The labour picture is equally complicated. Unemployment in Prague stood at 2.1 percent in May, one of the lowest rates in the EU, but that headline masks a mismatch problem. The Czech-German Chamber of Commerce, headquartered on Václavské náměstí, flagged in its spring survey that 61 percent of its Prague-area member companies reported difficulty filling mid-level technical and logistics roles, even as white-collar hiring has slowed in finance and legal services. Wages in manufacturing and warehousing are rising at around 7 percent annually to attract workers — squeezing margins for firms already absorbing higher energy and borrowing costs.

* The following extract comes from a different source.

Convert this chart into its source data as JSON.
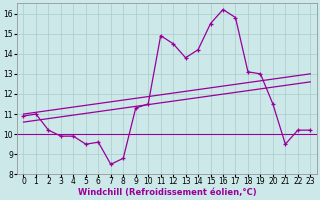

What Businesses and Investors Should Watch
The residential property side offers little comfort for employees trying to stay close to work. Average asking prices for apartments in Prague 2 and Prague 3 postal districts have eased slightly from their 2024 peak — down about 4 percent in nominal terms — but mortgage affordability remains stretched. A typical 70-square-metre flat in Vinohrady is still listed at between CZK 9.5 million and CZK 11 million, and monthly repayments at current rates absorb a larger share of household income than at any point since the late 1990s.
Three things will determine the trajectory for Prague businesses in the second half of the year. First, the Czech National Bank's September rate decision: any cut would ease borrowing costs and might unlock pent-up investment. Second, the uptake of EU cohesion funding under the Operational Programme Just Transition, which has CZK 42 billion allocated for Czech projects through 2027 and could redirect some capital toward Prague-region suppliers. Third, whether the broader European security climate stabilises enough to revive corporate confidence — the geopolitical turbulence that has rattled bond markets and delayed infrastructure decisions across the continent has not spared Czechia's planning departments either.
For businesses navigating this period, the practical advice from Czech industry associations is consistent: lock in energy contracts before autumn, prioritise staff retention over new hires where possible, and treat the current softness in Karlín and Holešovice office rents as a window to upgrade space at lower cost before the market tightens again. Prague's fundamentals remain solid. The pressures of 2026 are real, but they are the pressures of a mature economy adjusting, not one in distress.